Reproduction in Animals   Synopsis  
  • Reproduction is the production of new individuals more or less similar to the parent organisms. This may be achieved by a number of means and serves to perpetuate increase of species.
  • There are two main methods in which organisms give rise to new individuals - Asexual reproduction and sexual reproduction.
  • Asexual reproduction is the process of producing new organism(s) from a single parent without the involvement of sex cells or gametes.
  e.g., Binary fission in amoeba, regeneration in planaria, budding in hydra.  
  • Sexual reproduction is the process of producing new organism(s) from two parents with the involvement of sex cells or gametes. Male sexual unit is known as male gamete or sperm while female sexual unit is termed as female gamete or ova.
  • The fusion of sperm and ovum is known as fertilisation.
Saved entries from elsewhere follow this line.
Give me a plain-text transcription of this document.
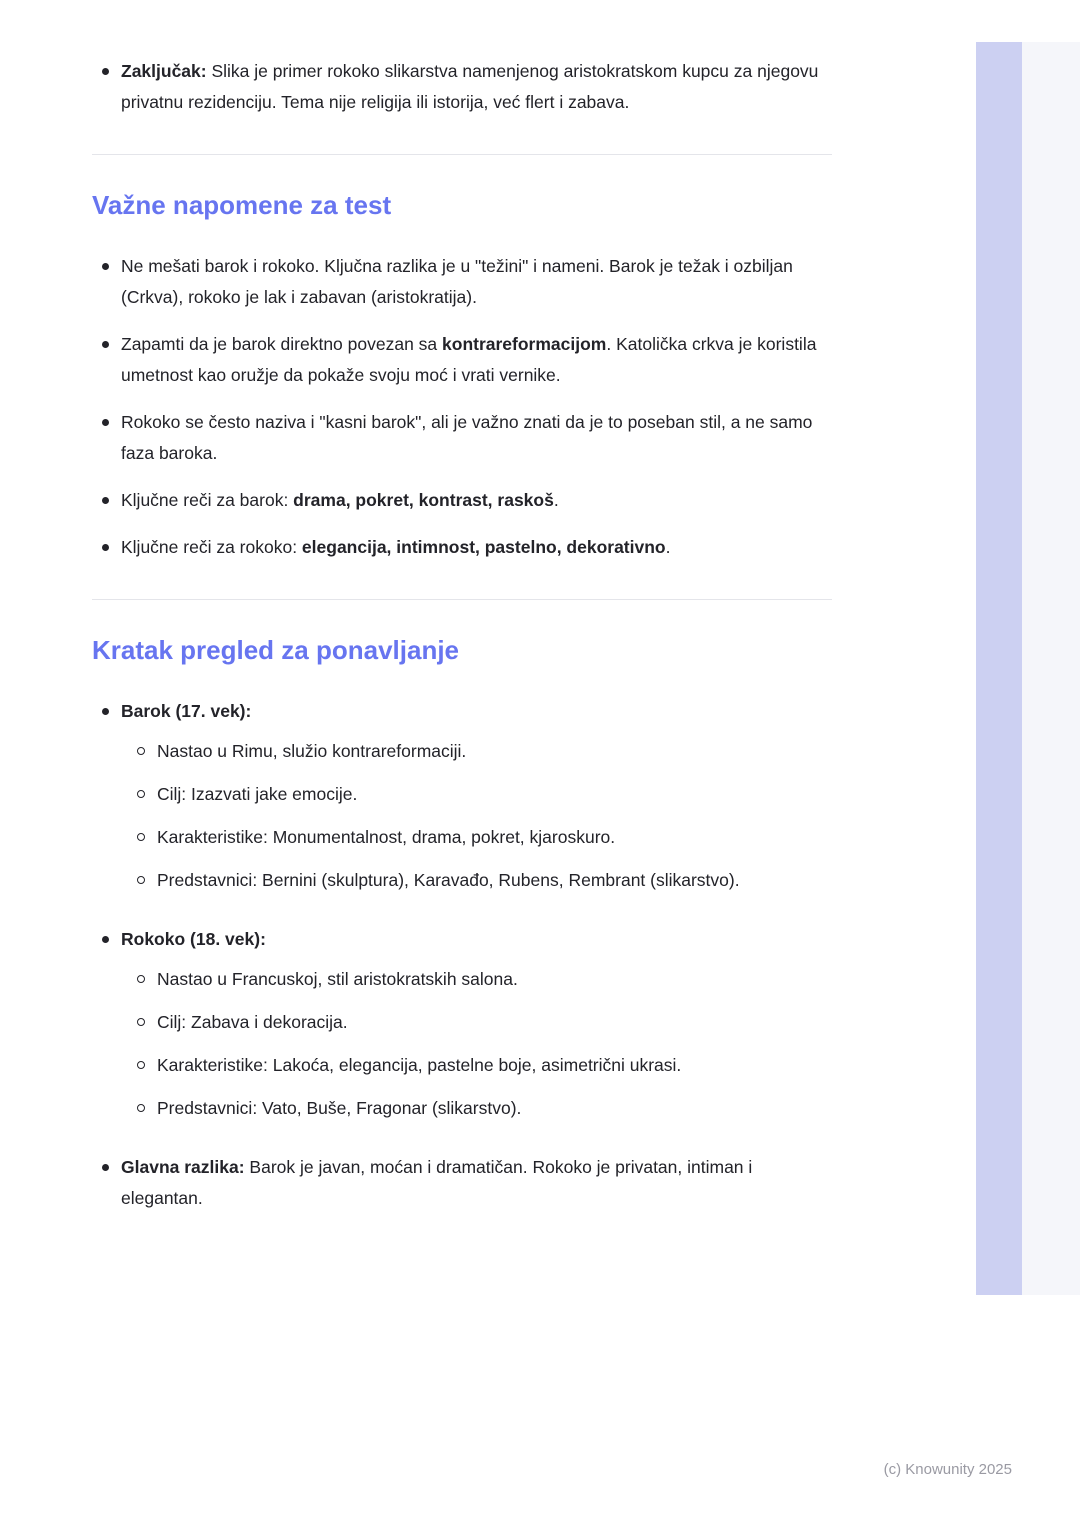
Zaključak: Slika je primer rokoko slikarstva namenjenog aristokratskom kupcu za njegovu privatnu rezidenciju. Tema nije religija ili istorija, već flert i zabava.
Važne napomene za test
Ne mešati barok i rokoko. Ključna razlika je u "težini" i nameni. Barok je težak i ozbiljan (Crkva), rokoko je lak i zabavan (aristokratija).
Zapamti da je barok direktno povezan sa kontrareformacijom. Katolička crkva je koristila umetnost kao oružje da pokaže svoju moć i vrati vernike.
Rokoko se često naziva i "kasni barok", ali je važno znati da je to poseban stil, a ne samo faza baroka.
Ključne reči za barok: drama, pokret, kontrast, raskoš.
Ključne reči za rokoko: elegancija, intimnost, pastelno, dekorativno.
Kratak pregled za ponavljanje
Barok (17. vek):
Nastao u Rimu, služio kontrareformaciji.
Cilj: Izazvati jake emocije.
Karakteristike: Monumentalnost, drama, pokret, kjaroskuro.
Predstavnici: Bernini (skulptura), Karavađo, Rubens, Rembrant (slikarstvo).
Rokoko (18. vek):
Nastao u Francuskoj, stil aristokratskih salona.
Cilj: Zabava i dekoracija.
Karakteristike: Lakoća, elegancija, pastelne boje, asimetrični ukrasi.
Predstavnici: Vato, Buše, Fragonar (slikarstvo).
Glavna razlika: Barok je javan, moćan i dramatičan. Rokoko je privatan, intiman i elegantan.
(c) Knowunity 2025
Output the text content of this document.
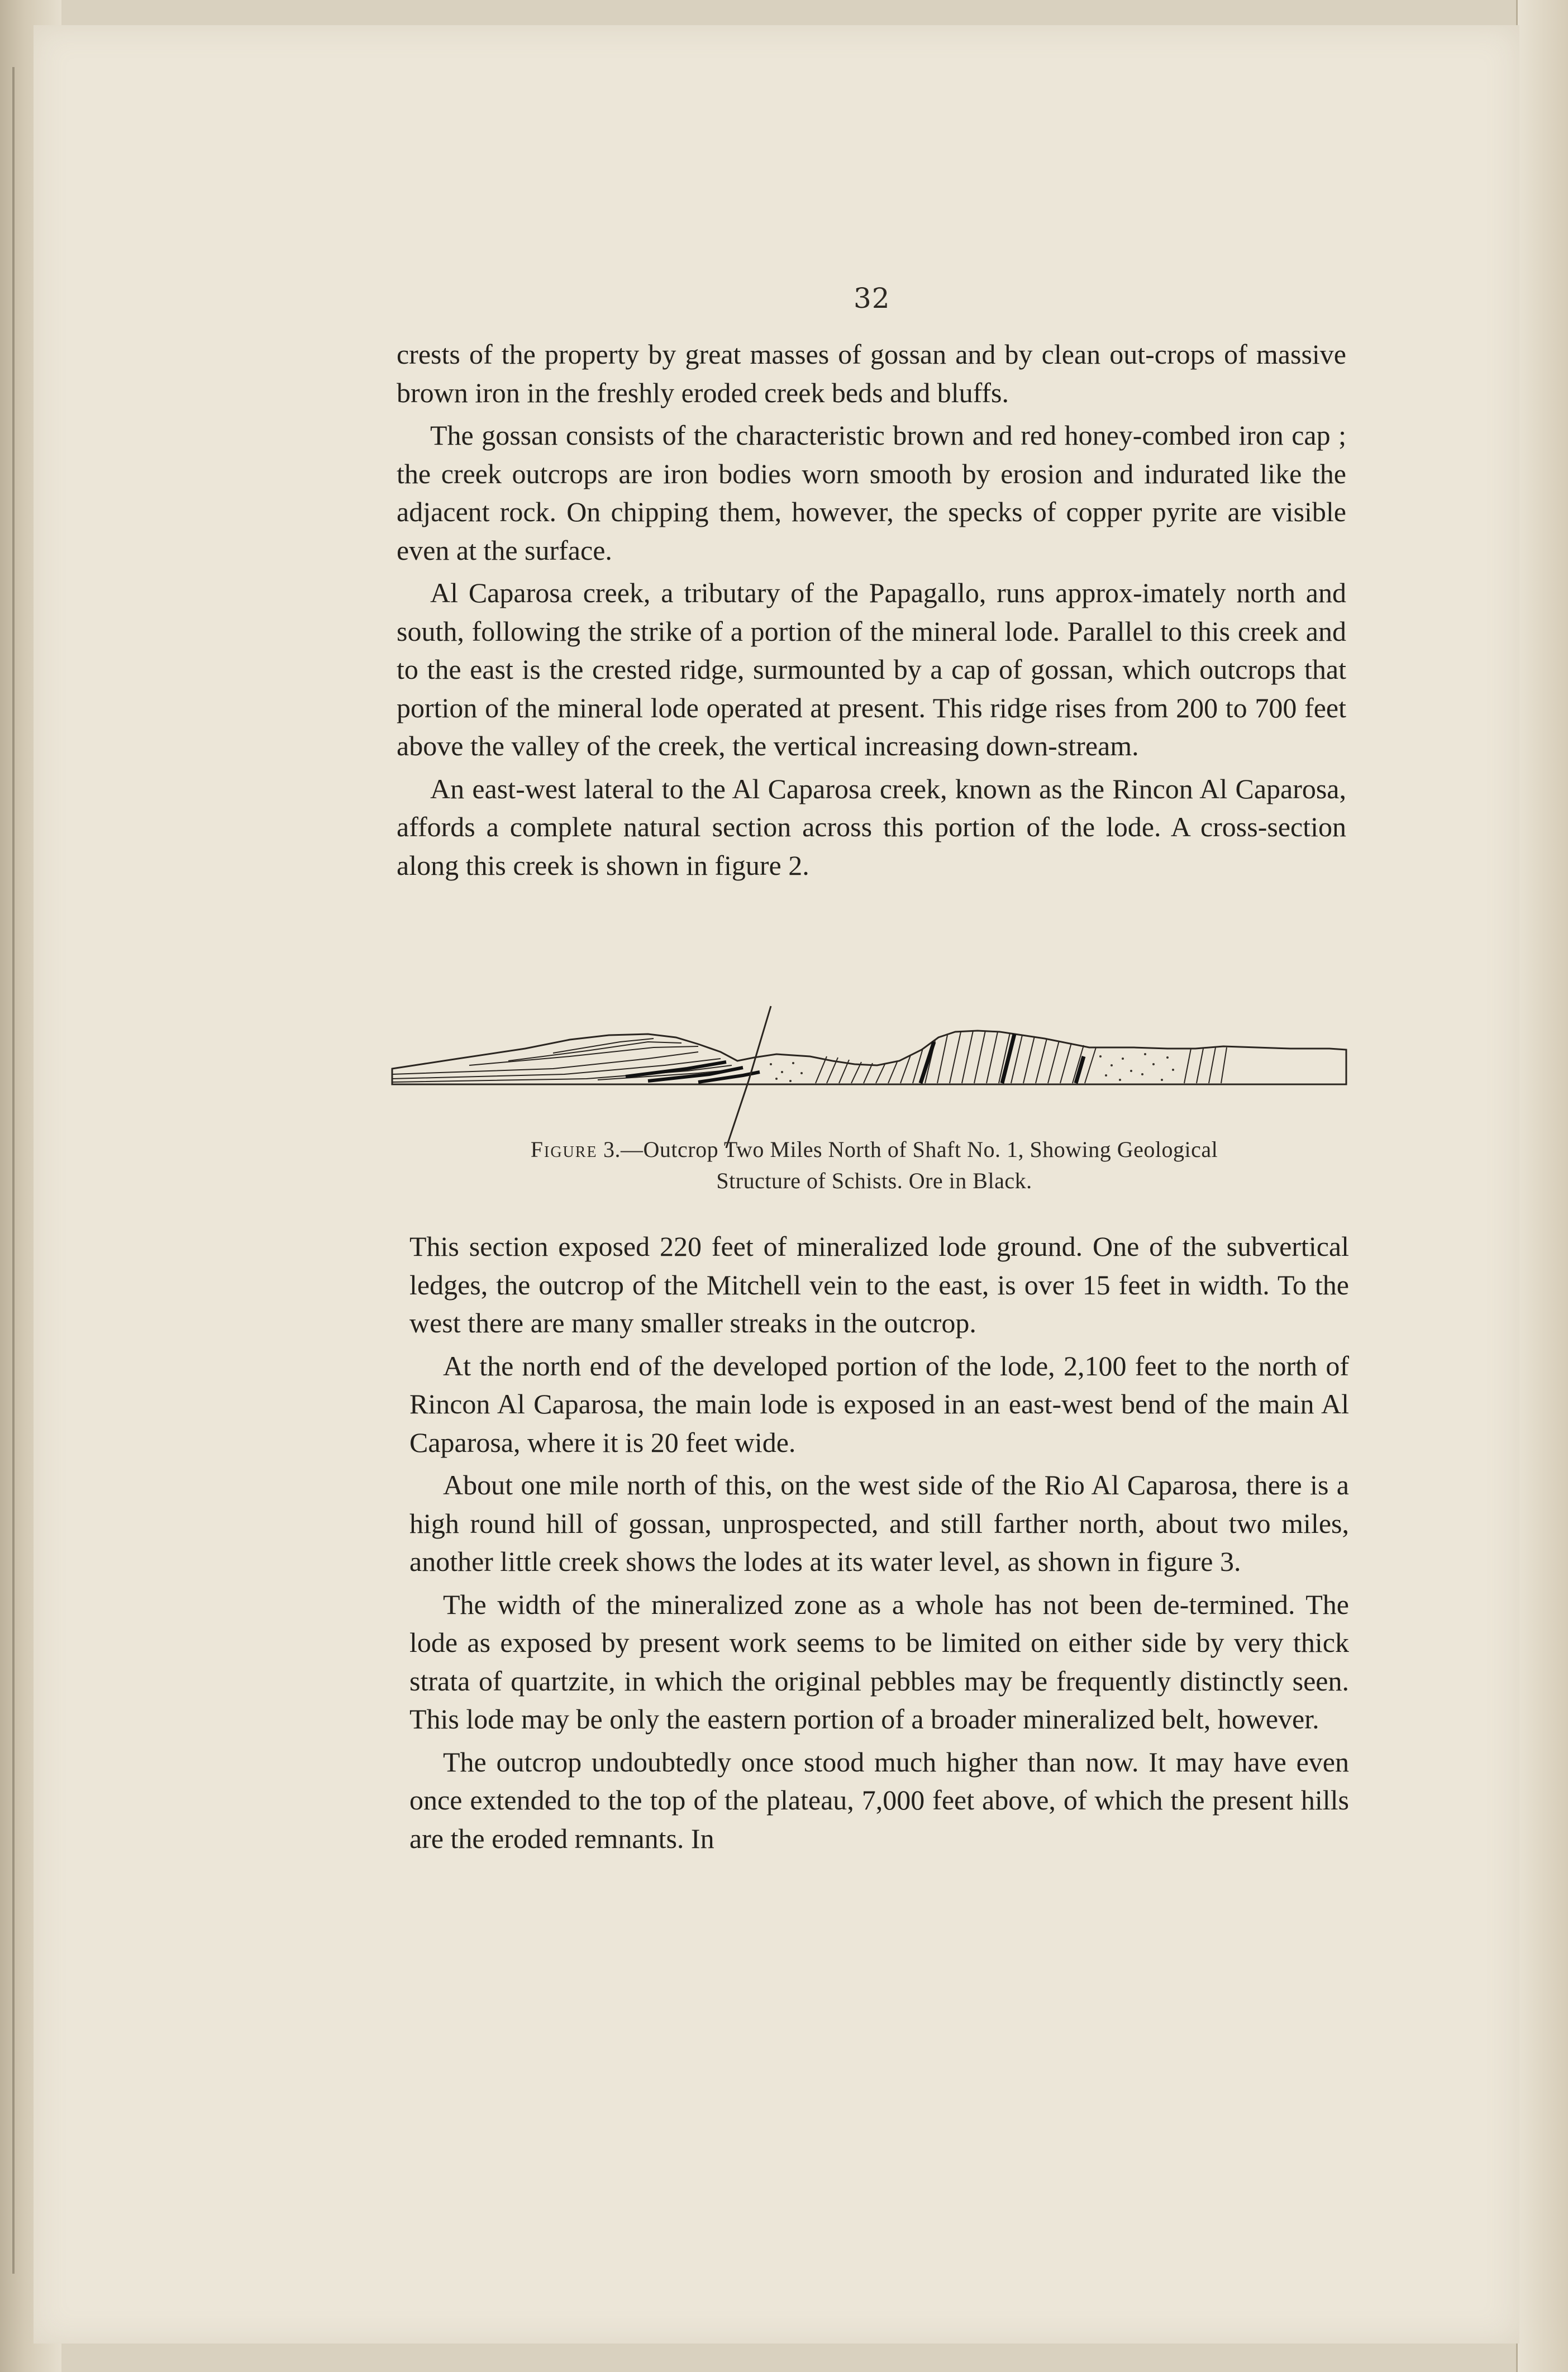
32

crests of the property by great masses of gossan and by clean out-crops of massive brown iron in the freshly eroded creek beds and bluffs.

The gossan consists of the characteristic brown and red honey-combed iron cap ; the creek outcrops are iron bodies worn smooth by erosion and indurated like the adjacent rock. On chipping them, however, the specks of copper pyrite are visible even at the surface.

Al Caparosa creek, a tributary of the Papagallo, runs approx-imately north and south, following the strike of a portion of the mineral lode. Parallel to this creek and to the east is the crested ridge, surmounted by a cap of gossan, which outcrops that portion of the mineral lode operated at present. This ridge rises from 200 to 700 feet above the valley of the creek, the vertical increasing down-stream.

An east-west lateral to the Al Caparosa creek, known as the Rincon Al Caparosa, affords a complete natural section across this portion of the lode. A cross-section along this creek is shown in figure 2.

Figure 3.—Outcrop Two Miles North of Shaft No. 1, Showing Geological
Structure of Schists. Ore in Black.

This section exposed 220 feet of mineralized lode ground. One of the subvertical ledges, the outcrop of the Mitchell vein to the east, is over 15 feet in width. To the west there are many smaller streaks in the outcrop.

At the north end of the developed portion of the lode, 2,100 feet to the north of Rincon Al Caparosa, the main lode is exposed in an east-west bend of the main Al Caparosa, where it is 20 feet wide.

About one mile north of this, on the west side of the Rio Al Caparosa, there is a high round hill of gossan, unprospected, and still farther north, about two miles, another little creek shows the lodes at its water level, as shown in figure 3.

The width of the mineralized zone as a whole has not been de-termined. The lode as exposed by present work seems to be limited on either side by very thick strata of quartzite, in which the original pebbles may be frequently distinctly seen. This lode may be only the eastern portion of a broader mineralized belt, however.

The outcrop undoubtedly once stood much higher than now. It may have even once extended to the top of the plateau, 7,000 feet above, of which the present hills are the eroded remnants. In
Thus, the two major processes, i.e., formation of gametes and fusion of gametes constitute sexual reproduction.
  • The reproductive organs of human beings, i.e., testes is in male and ovaries in female produce gametes and also secrete hormones like testosterone (male hormone), estrogen and progesterone (female hormones).
  • Fertilisation takes place in the fallopian tube. The embryo develops in the uterus, and receives oxygen and nutrients through the placenta.
  • Animals such as human beings, cows, dogs which give birth to young ones are called viviparous animals. Animals such as hen, frog, lizard which lay eggs are oviparous animals.
  • The transformation from the larval stage to the adult stage in the life cycles of frog and insects is called metamorphosis.
  • The cloning of animals produces offspring with genetic materials which are identical to the parent. The most famous animal clone is Dolly, the sheep.